US New Vehicle Inventory: December 2025

U.S. new-vehicle inventory tightened at the start of January 2026, falling -8% MoM to 2.77M units and -4.8% YoY, pushing days’ supply down to 76 amid strong year-end sales.

  • Total new-vehicle inventory stood at 2.77M units as of Jan. 1, 2026, with days’ supply at 76, down sharply from 92 days one month earlier, indicating a meaningful drawdown in dealer stock.

  • Inventory declined from a revised ~3.0M units in early December to ~2.8M in early January (nearly -8% MoM), described as the steepest MoM contraction in recent memory.

  • The report attributes the inventory tightening to a mix of strong December selling, aggressive year-end incentives on remaining 2025 models and lingering EV inventory, and restrained 2026 model releases to support pricing power.

  • Average listing prices rose to $50,465 (+1.2% YoY) and increased through late December, ending the month +2.2% above November, signaling continued upward pressure on advertised prices.

  • Brand inventory dispersion remained wide: Lexus and Toyota were cited at very lean 28 and 33 days’ supply, respectively, while Honda was at 49 days and Land Rover at 42 days, indicating faster inventory turnover at these brands.

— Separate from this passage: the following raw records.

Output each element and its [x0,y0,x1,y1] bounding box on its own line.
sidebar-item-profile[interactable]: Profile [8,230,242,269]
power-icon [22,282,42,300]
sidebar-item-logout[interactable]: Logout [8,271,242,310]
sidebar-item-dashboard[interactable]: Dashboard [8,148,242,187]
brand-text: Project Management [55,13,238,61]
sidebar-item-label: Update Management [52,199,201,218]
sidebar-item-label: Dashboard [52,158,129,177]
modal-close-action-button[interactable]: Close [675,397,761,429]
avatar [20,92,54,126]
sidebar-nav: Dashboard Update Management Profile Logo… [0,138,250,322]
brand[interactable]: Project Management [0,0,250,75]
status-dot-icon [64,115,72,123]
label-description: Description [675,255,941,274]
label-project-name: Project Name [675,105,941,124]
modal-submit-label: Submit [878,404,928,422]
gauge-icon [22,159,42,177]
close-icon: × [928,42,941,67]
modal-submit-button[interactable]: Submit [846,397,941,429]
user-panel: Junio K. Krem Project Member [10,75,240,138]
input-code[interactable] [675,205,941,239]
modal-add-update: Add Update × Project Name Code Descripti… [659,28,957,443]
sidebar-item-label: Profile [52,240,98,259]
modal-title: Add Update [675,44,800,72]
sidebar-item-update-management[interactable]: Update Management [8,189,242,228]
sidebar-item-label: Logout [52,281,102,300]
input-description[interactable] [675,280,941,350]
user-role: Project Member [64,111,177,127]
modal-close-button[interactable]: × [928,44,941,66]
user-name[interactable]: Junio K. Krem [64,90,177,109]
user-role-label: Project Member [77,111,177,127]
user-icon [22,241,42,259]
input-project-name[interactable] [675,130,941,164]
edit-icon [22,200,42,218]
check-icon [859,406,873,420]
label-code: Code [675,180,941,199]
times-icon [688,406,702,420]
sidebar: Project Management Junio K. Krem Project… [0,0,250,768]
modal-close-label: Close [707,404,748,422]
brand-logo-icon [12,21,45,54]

  • On the high-inventory end, Chrysler was cited as more than twice the industry average, with Jeep at 130 days and Ram at 115 days; Volkswagen at 143 days and Lincoln at 133 days, reflecting slower-moving stock for several mainstream and Stellantis brands.

  • By price segment, vehicles under $40k were described as lingering longer, while luxury models above $75k turned fastest at 63 days’ supply, highlighting stronger relative demand at the high end versus more price-sensitive categories.